Depression by Education Level

nhis_edu_region <- nhis_vars %>% group_by(EDUCP_A) %>% summarize(mean = mean(PHQCAT_A))

nhis_edu_region <- nhis_edu_region %>% filter(EDUCP_A %in% c(2, 4, 8))

nhis_edu_region <- nhis_edu_region %>% mutate(EDUCP_A = recode(EDUCP_A, "2" = "12th Grade", "4" = "High School", "8" = "Bachelors"))

kable(nhis_edu_region)
EDUCP_A mean
12th Grade 1.285714
High School 1.601919
Bachelors 1.470445
ggplot(nhis_edu_region, aes(EDUCP_A, mean, fill = EDUCP_A)) + geom_bar(stat = "identity")  +  labs(title = "Depression Severity by Education", x = "Education Level", y = "PHQ Mean")+ theme(axis.text.x = element_text(angle = 45, hjust = 1))

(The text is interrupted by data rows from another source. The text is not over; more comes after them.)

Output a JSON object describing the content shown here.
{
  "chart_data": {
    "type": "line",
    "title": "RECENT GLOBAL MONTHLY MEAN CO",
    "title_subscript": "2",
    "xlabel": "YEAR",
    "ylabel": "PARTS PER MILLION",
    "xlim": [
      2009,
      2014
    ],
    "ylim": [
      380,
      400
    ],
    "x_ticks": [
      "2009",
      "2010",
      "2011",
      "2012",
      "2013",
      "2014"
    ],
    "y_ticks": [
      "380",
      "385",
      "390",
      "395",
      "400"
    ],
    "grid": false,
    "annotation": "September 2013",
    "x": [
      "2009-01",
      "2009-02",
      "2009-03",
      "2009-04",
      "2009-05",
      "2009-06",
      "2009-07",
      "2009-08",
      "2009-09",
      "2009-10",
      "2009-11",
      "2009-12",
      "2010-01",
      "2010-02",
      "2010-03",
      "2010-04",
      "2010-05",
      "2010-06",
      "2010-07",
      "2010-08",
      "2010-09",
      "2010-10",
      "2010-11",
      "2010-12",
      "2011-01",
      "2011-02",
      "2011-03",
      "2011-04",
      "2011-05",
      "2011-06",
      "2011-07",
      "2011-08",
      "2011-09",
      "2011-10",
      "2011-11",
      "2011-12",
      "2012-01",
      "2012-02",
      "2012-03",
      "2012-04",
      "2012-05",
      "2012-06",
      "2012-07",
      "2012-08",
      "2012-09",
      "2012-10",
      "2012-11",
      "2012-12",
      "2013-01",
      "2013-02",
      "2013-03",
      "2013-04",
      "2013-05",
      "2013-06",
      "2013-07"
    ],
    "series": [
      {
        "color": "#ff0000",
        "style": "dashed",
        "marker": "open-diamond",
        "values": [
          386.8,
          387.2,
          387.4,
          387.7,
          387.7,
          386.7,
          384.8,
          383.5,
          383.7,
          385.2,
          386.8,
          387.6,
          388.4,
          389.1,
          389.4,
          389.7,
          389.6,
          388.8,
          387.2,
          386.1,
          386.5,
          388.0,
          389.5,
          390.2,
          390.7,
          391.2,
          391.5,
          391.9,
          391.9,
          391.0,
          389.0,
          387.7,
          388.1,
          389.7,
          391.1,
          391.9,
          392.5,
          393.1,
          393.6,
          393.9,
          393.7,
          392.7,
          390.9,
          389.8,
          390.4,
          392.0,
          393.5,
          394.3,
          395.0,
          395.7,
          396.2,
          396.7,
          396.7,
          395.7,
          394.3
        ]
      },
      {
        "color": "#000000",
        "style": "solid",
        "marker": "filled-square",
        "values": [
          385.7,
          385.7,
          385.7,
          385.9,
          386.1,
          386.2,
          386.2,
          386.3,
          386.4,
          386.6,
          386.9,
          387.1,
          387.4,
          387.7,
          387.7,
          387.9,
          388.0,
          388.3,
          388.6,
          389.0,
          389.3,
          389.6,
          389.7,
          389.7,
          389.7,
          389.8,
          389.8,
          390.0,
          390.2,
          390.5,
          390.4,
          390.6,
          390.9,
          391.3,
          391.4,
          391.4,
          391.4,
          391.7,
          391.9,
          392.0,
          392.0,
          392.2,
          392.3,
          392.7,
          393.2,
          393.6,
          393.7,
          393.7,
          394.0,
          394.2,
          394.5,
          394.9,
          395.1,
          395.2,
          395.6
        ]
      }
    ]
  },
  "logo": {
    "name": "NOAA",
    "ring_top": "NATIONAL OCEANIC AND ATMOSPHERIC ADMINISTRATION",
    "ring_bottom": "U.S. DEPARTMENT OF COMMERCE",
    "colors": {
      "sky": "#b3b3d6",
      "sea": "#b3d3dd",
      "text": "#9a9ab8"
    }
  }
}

These findings show that there are some mean differences in depression depending on one’s level of education. Specifically, those with a high school education are more likely to have higher depression scores, followed by those with a Bacehlors, and surprisingly, followed by a 12th grade education.